Brian Crowne, owner of George’s Majestic Lounge, said while it’s unfortunate that the cost has increased, it will be worth it in the long run to have the project completed.
Turk, on behalf of a constituent, asked if there is anything preventing the developers from selling their right to build up to two additional stories on top of the deck for their own use at their own expense, as is spelled out in the contract. Belden said there’s nothing prohibiting that, but he and his partners have no plans to sell those rights.
Turk asked if it’s true that the city has spent money on this project which is planned on property that the city doesn’t yet own. Chief of Staff Susan Norton said yes, and that is because the City Council approved a measure to direct the city to do so. Norton said the property sale is pending this contract approval and it will happen as soon as this resolution is passed.

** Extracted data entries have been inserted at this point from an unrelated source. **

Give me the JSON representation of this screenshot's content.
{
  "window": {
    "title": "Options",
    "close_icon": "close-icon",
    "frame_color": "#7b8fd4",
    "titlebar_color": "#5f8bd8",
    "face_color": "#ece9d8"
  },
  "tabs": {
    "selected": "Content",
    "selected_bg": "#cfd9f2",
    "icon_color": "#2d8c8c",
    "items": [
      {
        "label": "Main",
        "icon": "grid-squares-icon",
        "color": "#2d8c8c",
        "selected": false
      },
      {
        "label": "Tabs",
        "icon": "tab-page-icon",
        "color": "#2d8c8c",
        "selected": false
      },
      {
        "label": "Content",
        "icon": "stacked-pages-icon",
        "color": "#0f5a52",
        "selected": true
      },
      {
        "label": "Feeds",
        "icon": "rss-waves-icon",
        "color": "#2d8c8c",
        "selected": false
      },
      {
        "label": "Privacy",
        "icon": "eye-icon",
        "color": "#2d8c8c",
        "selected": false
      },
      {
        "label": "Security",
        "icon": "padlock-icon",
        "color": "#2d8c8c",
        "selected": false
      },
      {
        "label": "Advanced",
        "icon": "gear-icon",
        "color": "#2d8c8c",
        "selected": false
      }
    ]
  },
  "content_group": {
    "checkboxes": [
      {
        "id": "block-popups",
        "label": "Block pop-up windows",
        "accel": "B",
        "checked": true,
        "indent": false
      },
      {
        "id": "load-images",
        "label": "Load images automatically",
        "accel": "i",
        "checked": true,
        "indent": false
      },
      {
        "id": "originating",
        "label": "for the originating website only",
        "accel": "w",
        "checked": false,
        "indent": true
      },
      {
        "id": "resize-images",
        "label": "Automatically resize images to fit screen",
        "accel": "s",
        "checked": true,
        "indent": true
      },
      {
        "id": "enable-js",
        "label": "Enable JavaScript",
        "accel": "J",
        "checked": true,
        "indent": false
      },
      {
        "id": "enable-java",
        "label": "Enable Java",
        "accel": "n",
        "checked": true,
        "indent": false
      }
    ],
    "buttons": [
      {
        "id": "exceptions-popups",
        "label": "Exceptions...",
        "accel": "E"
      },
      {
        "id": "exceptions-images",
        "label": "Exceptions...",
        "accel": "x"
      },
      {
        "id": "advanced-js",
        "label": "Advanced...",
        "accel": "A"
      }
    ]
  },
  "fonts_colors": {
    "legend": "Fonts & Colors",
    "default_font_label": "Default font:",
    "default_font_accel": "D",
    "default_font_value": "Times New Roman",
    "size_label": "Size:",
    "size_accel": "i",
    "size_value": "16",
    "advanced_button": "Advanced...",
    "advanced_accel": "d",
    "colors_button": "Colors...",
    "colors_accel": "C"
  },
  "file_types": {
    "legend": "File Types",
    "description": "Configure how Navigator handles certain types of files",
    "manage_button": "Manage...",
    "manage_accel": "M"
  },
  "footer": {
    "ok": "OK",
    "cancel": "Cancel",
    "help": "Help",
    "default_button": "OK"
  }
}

Harvey said this project needs to move forward as soon as possible if the council’s investment in the arts is ever going to come to fruition. “Investing in this deck is investing in the creative economy,” said Harvey.
Kinion said he thinks the project is great for the creative economy, but the public-private relationship the city is getting into with the parking deck deal has always concerned him. He said he would’ve liked more discussion about why the developers aren’t responsible for at least some of the cost overruns. “It’s a matter of fiscal responsibility,” said Kinion.
Scroggin said it’s unfortunate that there are cost overruns, but he thinks it will still be a net gain for the city.
Jones said he wanted to reconsider the contract because he is a champion for boosting the creative economy, and because the voters already approved this project.
Turk said she, too, is a supporter of the arts, but she doesn’t think the location of the deck was fairly evaluated. The swapping of the properties still gives her pause, she said, and that’s why she object to this particular item. “There are many components of this deal that I don’t think were made transparently,” she said. “Those issues should’ve been discussed much more openly.”
Bunch disagreed, and said the council talked for hours about all the possible locations for the lot before making a decision. “I feel like we had quite a few meetings about the different parts of the contracts,” she said. “I think it’s the best location and it’s unfortunate that there are cost overruns, but we need to move forward on it.”
Decision: The council voted 5-2 to approve the contract. Kinion and Turk voted against.
This meeting was adjourned at 5:05 p.m.